Auch die Vor- und Nachbereitung der Kuren sind mittlerweile feste Bestandteile der Müttergenesung. "Die weitere Begleitung der Mütter nach der Kur hilft ihnen, sich im Alltag wieder gut zurechtzufinden und die positiven Ansätze der Kur weiter umzusetzen", sagt Regina Ohlsen von der evangelischen Müttergenesung. Auch die Wahrscheinlichkeit, dass die Mütter eine zweite Kur benötigten, sei geringer. Dennoch gibt es auch Ausnahmen: Babara Schütz, 51, zweifache Mutter aus Eimsbüttel, war dreimal zur Kur: "Als Krankenschwester im Schichtdienst habe ich manchmal Tag und Nacht gearbeitet. Geld für Urlaub blieb trotzdem nicht. Der Stress brachte mich immer wieder an meine Grenzen."

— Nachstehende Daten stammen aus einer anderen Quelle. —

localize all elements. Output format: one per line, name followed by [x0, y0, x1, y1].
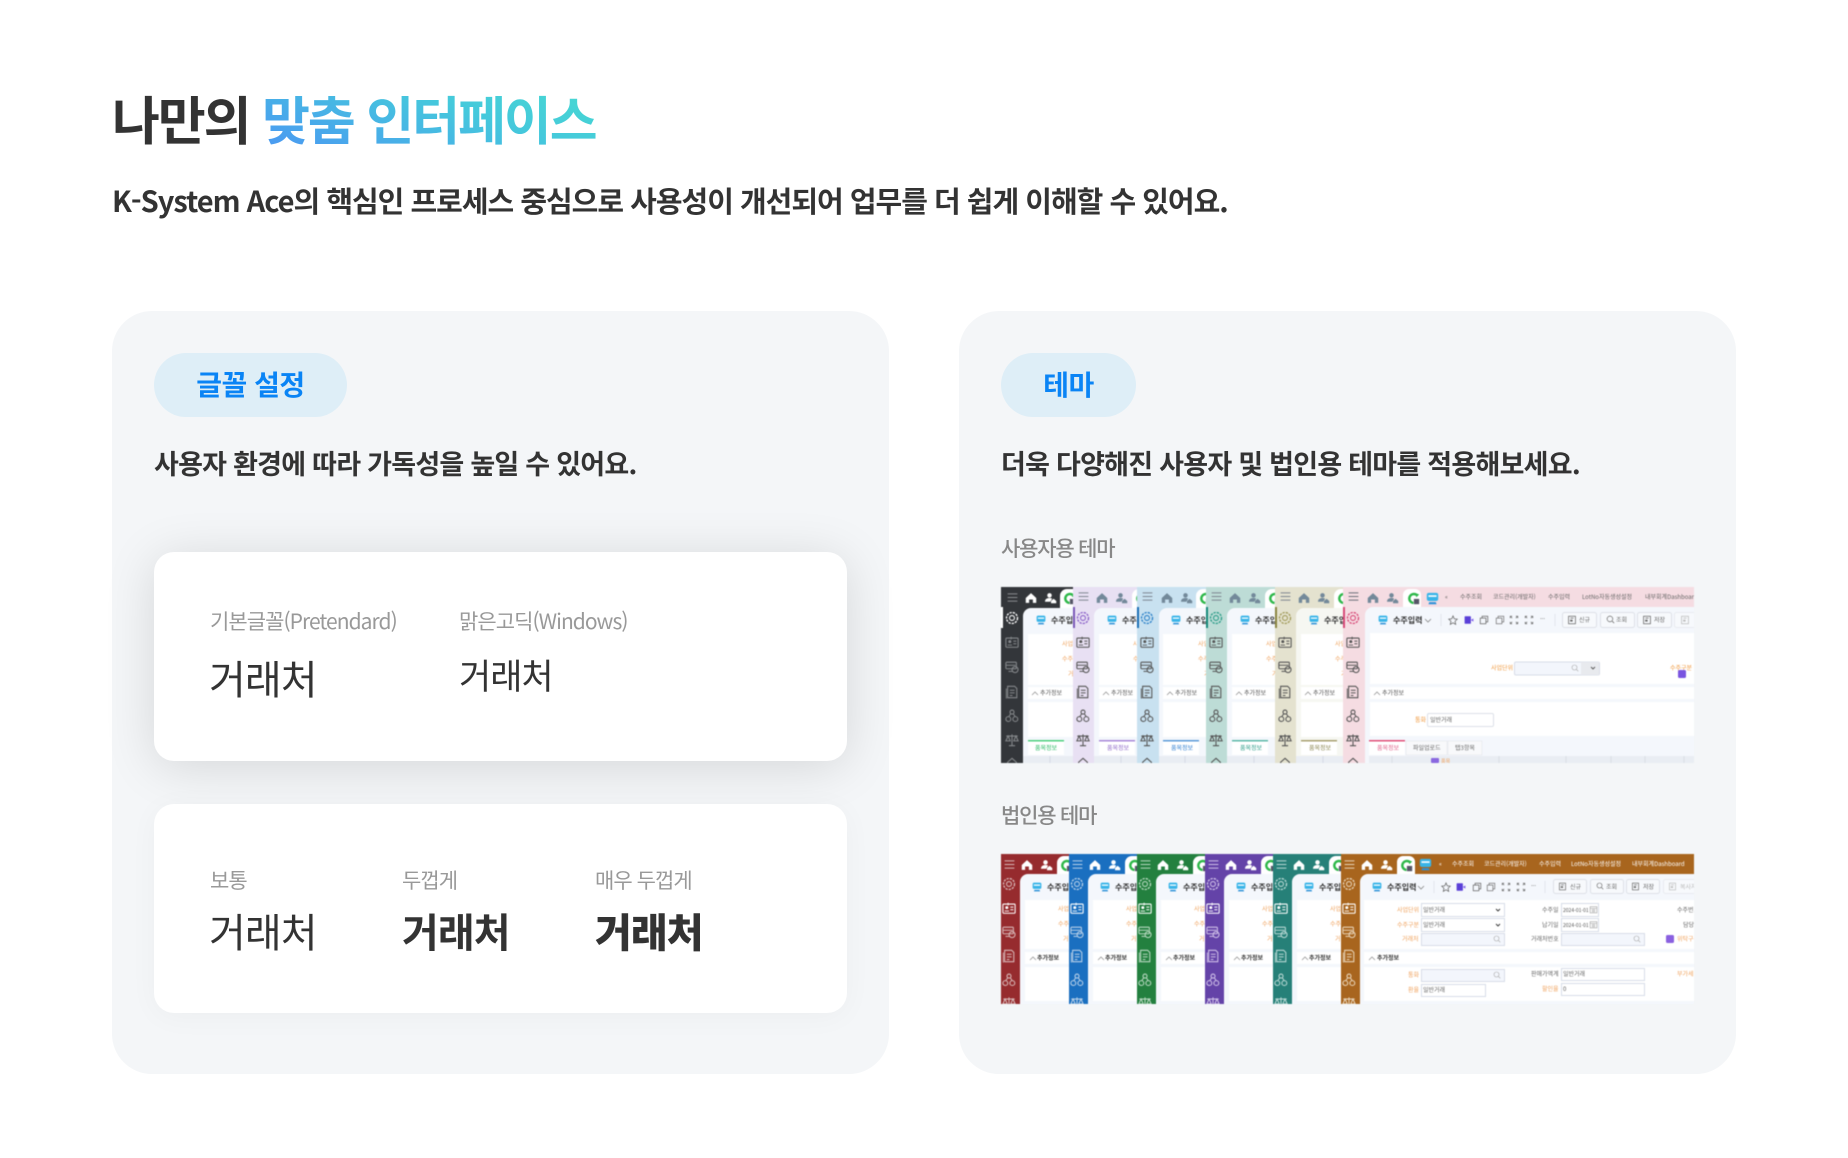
theme strip: crimson — [1001, 854, 1087, 1014]
badge: theme — [1001, 353, 1136, 417]
theme strip: green: 추가정보 — [1173, 953, 1196, 962]
window tabs: 코드관리(개발자) — [1493, 592, 1536, 601]
theme strip: mint — [1206, 587, 1295, 778]
toolbar: 신규 — [1570, 882, 1582, 891]
theme strip: mint: 사업 — [1266, 639, 1277, 648]
theme strip: dark: 추가정보 — [1040, 688, 1063, 697]
theme strip: sky blue — [1137, 587, 1226, 778]
theme strip: olive — [1275, 587, 1364, 778]
toolbar: 수주입력 — [1387, 882, 1416, 893]
description: theme: 더욱 다양해진 사용자 및 법인용 테마를 적용해보세요. — [1001, 443, 1580, 482]
theme strip: blue — [1069, 854, 1155, 1014]
window tabs: 수주조회 — [1452, 859, 1474, 868]
additional info: 판매가액계 — [1531, 969, 1559, 978]
theme strip: blue: 추가정보 — [1105, 953, 1128, 962]
description: font settings: 사용자 환경에 따라 가독성을 높일 수 있어요. — [154, 443, 637, 482]
detail tabs — [1369, 740, 1699, 765]
additional info: 할인율 — [1542, 984, 1559, 993]
screenshot stack: user themes — [1000, 586, 1694, 764]
theme strip: mint: 수주입력 — [1255, 615, 1284, 626]
theme strip: sky blue: 거 — [1204, 669, 1210, 678]
theme strip: olive: 추가정보 — [1313, 688, 1336, 697]
form card: 거래처 — [1402, 934, 1419, 943]
theme strip: crimson: 거 — [1063, 934, 1069, 943]
theme strip: mint: 거 — [1272, 669, 1278, 678]
theme strip: dark: 사업 — [1062, 639, 1073, 648]
theme strip: green — [1137, 854, 1223, 1014]
form card: 수주일 — [1542, 905, 1559, 914]
theme strip: sky blue: 추가정보 — [1175, 688, 1198, 697]
form card: 수주구분 — [1397, 920, 1420, 929]
theme strip: green: 사업 — [1194, 904, 1205, 913]
label: corporate themes: 법인용 테마 — [1001, 800, 1096, 830]
theme strip: purple: 추가정보 — [1241, 953, 1264, 962]
panel: theme — [959, 311, 1736, 1074]
theme strip: lavender: 사업 — [1133, 639, 1144, 648]
toolbar — [1373, 880, 1704, 894]
theme strip: crimson: 수주입력 — [1047, 882, 1076, 893]
label: Malgun Gothic: 맑은고딕(Windows) — [459, 606, 627, 636]
form card: 수주구분 — [1670, 663, 1693, 672]
window tabs: 코드관리(개발자) — [1484, 859, 1527, 868]
theme strip: dark: 수주입력 — [1051, 615, 1080, 626]
sample: regular: 거래처 — [209, 901, 317, 959]
theme strip: sky blue: 사업 — [1198, 639, 1209, 648]
window tabs: 수주입력 — [1539, 859, 1561, 868]
theme strip: lavender — [1073, 587, 1162, 778]
theme strip: olive: 사업 — [1335, 639, 1346, 648]
window tabs: « — [1439, 859, 1442, 868]
additional info: 부가세 — [1677, 969, 1694, 978]
form card: 납기일 — [1542, 920, 1559, 929]
theme strip: olive: 수주입력 — [1324, 615, 1353, 626]
theme strip: lavender: 품목정보 — [1107, 743, 1130, 752]
theme strip: teal: 수주입력 — [1319, 882, 1348, 893]
badge: font settings: 글꼴 설정 — [196, 364, 305, 404]
theme strip: mint: 추가정보 — [1244, 688, 1267, 697]
form card: 사업단위 — [1491, 663, 1513, 672]
theme strip: teal: 추가정보 — [1309, 953, 1332, 962]
theme strip: purple — [1205, 854, 1291, 1014]
form card — [1370, 633, 1700, 684]
window tabs: 수주조회 — [1460, 592, 1482, 601]
theme strip: teal: 사업 — [1330, 904, 1341, 913]
theme strip: purple: 수주 — [1262, 919, 1274, 928]
additional info row: 일반거래 — [1430, 715, 1452, 724]
card: font family — [154, 552, 847, 761]
window tabs: 수주입력 — [1548, 592, 1570, 601]
additional info: 통화 — [1408, 970, 1420, 979]
sample: extra bold: 거래처 — [595, 901, 703, 959]
label: default font: 기본글꼴(Pretendard) — [210, 606, 397, 636]
theme strip: crimson: 수주 — [1058, 919, 1070, 928]
sample: bold: 거래처 — [402, 901, 510, 959]
toolbar: 조회 — [1606, 882, 1617, 891]
label: bold: 두껍게 — [402, 865, 457, 895]
form card: 2024-01-01 — [1563, 907, 1589, 914]
panel: font settings — [112, 311, 889, 1074]
theme strip: teal: 거 — [1335, 934, 1341, 943]
window tabs: « — [1445, 592, 1448, 601]
detail tabs: 품목정보 — [1377, 743, 1400, 752]
detail tabs: 탭3항목 — [1455, 743, 1475, 752]
theme strip: blue: 수주 — [1126, 919, 1138, 928]
toolbar: 저장 — [1654, 615, 1666, 624]
window tabs: LotNo자동생성설정 — [1571, 859, 1621, 868]
theme strip: sky blue: 품목정보 — [1171, 743, 1194, 752]
toolbar: 신규 — [1579, 615, 1591, 624]
window tabs — [1445, 592, 1698, 601]
theme strip: lavender: 추가정보 — [1111, 688, 1134, 697]
theme strip: blue: 사업 — [1126, 904, 1137, 913]
theme strip: green: 거 — [1199, 934, 1205, 943]
additional info: 추가정보 — [1377, 953, 1400, 962]
theme strip: dark: 품목정보 — [1035, 743, 1058, 752]
theme strip: teal: 수주 — [1330, 919, 1342, 928]
theme strip: purple: 수주입력 — [1251, 882, 1280, 893]
form card: 일반거래 — [1423, 920, 1445, 929]
theme strip: green: 수주 — [1194, 919, 1206, 928]
window tabs: 내부회계Dashboard — [1632, 859, 1685, 868]
form card — [1364, 900, 1704, 949]
window tabs — [1439, 859, 1685, 868]
theme strip: lavender: 수주입력 — [1122, 615, 1151, 626]
title: 나만의 맞춤 인터페이스 — [112, 80, 596, 155]
theme strip: mint: 수주 — [1266, 654, 1278, 663]
additional info row: 추가정보 — [1382, 688, 1405, 697]
additional info: 일반거래 — [1423, 985, 1445, 994]
toolbar: 수주입력 — [1393, 615, 1422, 626]
theme strip: sky blue: 수주 — [1198, 654, 1210, 663]
additional info: 일반거래 — [1563, 969, 1585, 978]
form card: 사업단위 — [1397, 905, 1419, 914]
theme strip: olive: 거 — [1341, 669, 1347, 678]
additional info: 환율 — [1408, 985, 1420, 994]
toolbar: ··· — [1531, 881, 1536, 890]
label: extra bold: 매우 두껍게 — [595, 865, 692, 895]
form card: 2024-01-01 — [1563, 922, 1589, 929]
theme strip: brown full window — [1341, 854, 1705, 1014]
card: font weight — [154, 804, 847, 1013]
form card: 일반거래 — [1423, 905, 1445, 914]
theme strip: teal — [1273, 854, 1359, 1014]
additional info row — [1370, 687, 1700, 736]
label: regular: 보통 — [210, 865, 247, 895]
screenshot stack: corporate themes — [1000, 853, 1695, 1005]
theme strip: crimson: 사업 — [1058, 904, 1069, 913]
theme strip: dark: 수주 — [1062, 654, 1074, 663]
theme strip: pink full window — [1343, 587, 1708, 777]
theme strip: green: 수주입력 — [1183, 882, 1212, 893]
sample: Malgun Gothic: 거래처 — [459, 649, 553, 700]
toolbar — [1379, 612, 1708, 628]
sample: default font: 거래처 — [209, 648, 317, 706]
badge: theme: 테마 — [1043, 364, 1094, 404]
theme strip: purple: 사업 — [1262, 904, 1273, 913]
detail tabs: 파일업로드 — [1413, 743, 1441, 752]
theme strip: blue: 수주입력 — [1115, 882, 1144, 893]
theme strip: crimson: 추가정보 — [1037, 953, 1060, 962]
theme strip: lavender: 수주 — [1133, 654, 1145, 663]
theme strip: blue: 거 — [1131, 934, 1137, 943]
subtitle: K-System Ace의 핵심인 프로세스 중심으로 사용성이 개선되어 업무를 더 쉽게 이해할 수 있어요. — [112, 179, 1228, 221]
additional info — [1364, 952, 1704, 1001]
toolbar: 조회 — [1616, 615, 1627, 624]
toolbar: ··· — [1540, 614, 1545, 623]
theme strip: dark: 거 — [1068, 669, 1074, 678]
theme strip: mint: 품목정보 — [1240, 743, 1263, 752]
form card: 거래처번호 — [1531, 934, 1559, 943]
toolbar: 저장 — [1643, 882, 1655, 891]
window tabs: LotNo자동생성설정 — [1582, 592, 1632, 601]
theme strip: olive: 수주 — [1335, 654, 1347, 663]
theme strip: olive: 품목정보 — [1309, 743, 1332, 752]
theme strip: sky blue: 수주입력 — [1186, 615, 1215, 626]
label: user themes: 사용자용 테마 — [1001, 533, 1114, 563]
additional info row: 통화 — [1415, 715, 1427, 724]
badge: font settings — [154, 353, 347, 417]
theme strip: purple: 거 — [1267, 934, 1273, 943]
additional info: 0 — [1563, 984, 1567, 993]
theme strip: dark — [1001, 587, 1090, 778]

Die Belastung von Müttern sei heute unvermindert hoch, sagt die Landesvorsitzende Kerstin Möller. "Besonders Alleinerziehende stehen oft an der Grenze zum Burn-out." Seit 2007 sind die gesetzlichen Krankenkassen verpflichtet, Mütter- oder Mutter-Kind-Kuren zu bewilligen, wenn gesundheitliche Beschwerden nachgewiesen werden. Dennoch: In Hamburg wurde im letzten Jahr fast die Hälfte der Kuranträge abgelehnt, das ist die höchste Ablehnungsrate in ganz Deutschland.

Eine Sprecherin der Techniker Krankenkasse: "Die Ablehnung eines Kurantrags kommt häufig zustande, weil die Mutter ihre Krankheit unzureichend beschreibt." Deshalb sei auch der Erfolg von Widersprüchen so hoch: "Wenn man sich noch einmal zusammensetzt, gibt die betroffene Mutter meist ein genaueres Bild." In Hamburg sind 45 Prozent der Widersprüche erfolgreich. Doch der Widerspruch ist für Mütter am Rand ihrer Kräfte eine extreme Belastung: "Ohne Beratungsstelle sind viele Mütter bei einer Ablehnung entmutigt. Ich rate grundsätzlich jeder Mutter zum Widerspruch", sagt Ohlsen.